Süleyman Gülen- Kadına şiddetin ve kadın şiddet davaların gittikçe arttığı Türkiye’de bu duruma dikkat çekmek için İzmir Barosu Kadın Hakları Danışma ve Hukuk Araştırmaları Merkezi Üyesi Avukatları İzmir Adliye Binası önünde basın açıklaması düzenledi. Açıklamayı Avukat Öniz Özsoy okudu.

 

Açıklamadan satır başları şu şekilde:

25 Kasım yüzleşme günüdür

Kadına yönelik şiddete karşı mücadele gününün tarihçesi; maria, patria ve minerva isimli üç kız kardeş ile başlar. Onlar; dominik cumhuriyetin’in faşist trujillo iktidarına karşı yürüttükleri direniş ile dünya tarihine geçen ve 25 kasım 1960 tarihinde diktatörlük askerlerince tecavüz edilerek öldürülen mirabel kardeşlerdir. Kod adları ile “kelebekler” kadınlar bugünde “kelebeklerden” aldıkları güçle dünyanın her yerinde cinsiyete dayalı ayrımcılığa ve şiddete karşı mücadele etmektedir. Bu nedenle 25 kasım tüm insanlık için aynı zamanda kendisi ile yüzleşme günüdür; 25 kasım, kadınların yalnızca kadın olmaları sebebiyle, en temel insan hakkı olan yaşam haklarının güvence altında olmadığı gerçeğiyle yüzleşme günüdür. 25 kasım, kadınların, yalnızca kadın olmaları sebebiyle, maruz kaldıkları ayrımcılığın ve şiddetin, aile içinde ve kamusal alanda yaygın ve sürekli olduğu gerçeğiyle yüzleşme günüdür. 25 kasım, kadınların, yalnızca kadın olmaları sebebiyle, hukuki, siyasi, ekonomik ve sosyal alanda eşitliğe sahip olmadıkları gerçeğiyle yüzleşme günüdür. 25 kasım, kadınların, yalnızca kadın olmaları sebebiyle, dünyanın  %1’ine, dünya gelirinin ise %10’una sahip oldukları gerçeğiyle yüzleşme günüdür. 25 kasım, kadınların, yalnızca kadın olmaları sebebiyle, açlık sınırı altında yaşayan dünya nüfusunun üçte ikisini oluşturdukları gerçeğiyle yüzleşme günüdür.

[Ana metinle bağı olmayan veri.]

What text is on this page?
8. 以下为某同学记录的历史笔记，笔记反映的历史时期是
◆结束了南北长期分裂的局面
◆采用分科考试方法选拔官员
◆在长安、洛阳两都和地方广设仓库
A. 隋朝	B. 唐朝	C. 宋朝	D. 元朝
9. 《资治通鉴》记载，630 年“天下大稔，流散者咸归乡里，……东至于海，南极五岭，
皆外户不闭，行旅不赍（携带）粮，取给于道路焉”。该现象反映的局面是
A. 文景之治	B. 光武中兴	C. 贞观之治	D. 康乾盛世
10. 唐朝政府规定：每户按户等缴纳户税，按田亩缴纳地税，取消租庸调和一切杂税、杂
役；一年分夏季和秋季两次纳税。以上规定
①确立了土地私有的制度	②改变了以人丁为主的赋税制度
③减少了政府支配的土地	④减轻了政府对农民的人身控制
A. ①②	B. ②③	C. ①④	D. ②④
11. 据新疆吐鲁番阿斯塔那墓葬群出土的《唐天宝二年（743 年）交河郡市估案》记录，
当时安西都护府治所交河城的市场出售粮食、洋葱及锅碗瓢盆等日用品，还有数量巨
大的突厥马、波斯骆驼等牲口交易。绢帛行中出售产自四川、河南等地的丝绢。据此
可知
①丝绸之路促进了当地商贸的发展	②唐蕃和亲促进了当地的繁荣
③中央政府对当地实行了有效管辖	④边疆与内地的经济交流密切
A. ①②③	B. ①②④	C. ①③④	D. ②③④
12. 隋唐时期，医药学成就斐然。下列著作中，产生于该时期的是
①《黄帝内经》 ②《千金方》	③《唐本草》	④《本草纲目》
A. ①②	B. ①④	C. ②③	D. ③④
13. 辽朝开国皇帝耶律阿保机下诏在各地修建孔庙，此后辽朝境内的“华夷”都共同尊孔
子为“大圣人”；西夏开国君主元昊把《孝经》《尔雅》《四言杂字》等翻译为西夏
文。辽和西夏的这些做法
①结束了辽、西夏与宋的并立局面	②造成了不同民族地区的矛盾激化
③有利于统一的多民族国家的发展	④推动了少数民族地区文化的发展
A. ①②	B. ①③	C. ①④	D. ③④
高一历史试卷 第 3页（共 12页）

Cinsiyet eşitliği için 300 yıl gerek

Dünya Ekonomik Forumu’nun 2017 tarihli küresel cinsiyet uçurumu raporuna göre, toplumsal cinsiyet eşitliğinin tesisi için, dünya, 300 seneye ihtiyaç duymaktadır. aynı raporun, cinsiyet eşitliği sıralamasında türkiye,144 ülkenin bulunduğu listede 130. sırada yer almıştır. Ülkemizde her yıl yüzlerce kadın, kadına yönelik şiddet eylemleri neticesinde hayatlarını kaybetmektedir. Kadın cinayetlerini durduracağız platformu derneğinin verilerine göre 2018 yılı kasım ayına kadar 363 kadın, erkekler tarafından öldürülmüştür. Türkiye’de yaşayan (en az) her üç kadından birinin, fiziksel, cinsel, psikolojik, ekonomik şiddete maruz kaldığı araştırma sonuçları ile sabittir. Türkiye’de kadınların yarısı çalışmamaktadır. çalışan kadınların yarısı ise hiçbir sosyal güvenceleri bulunmaksızın, kayıt dışı istihdam edilmektedir. Kadınlar, daha çok dezavantajlı işlerde çalışma alanı bulabilmektedir. 2017 yılında, Türkiye’deki üst düzey yöneticilerin yalnızca %18’inin kadın olduğu tespit edilmiştir. İzmir barosu kadın hakları danışma ve hukuk araştırmaları merkezi, 400’den fazla gönüllü avukatıyla, kadına yönelik şiddet ve ayrımcılıkla hukuksal alanda etkin biçimde mücadele etmektedir.  Kamusal yahut özel alanda, kadın olmanın yanında, cinsel yönelim ve cinsiyet kimliği temelinde ayrımcılığa ve şiddete maruz kalan, LBT kadınların başvurularına da açık bir merkezdir. Tüm kadınlar adına, kadına yönelik şiddet ve ayrımcılıkla mücadeleye hukuksal alanda her gün, etkin biçimde, var gücümüzle devam edeceğimizi bildiririz.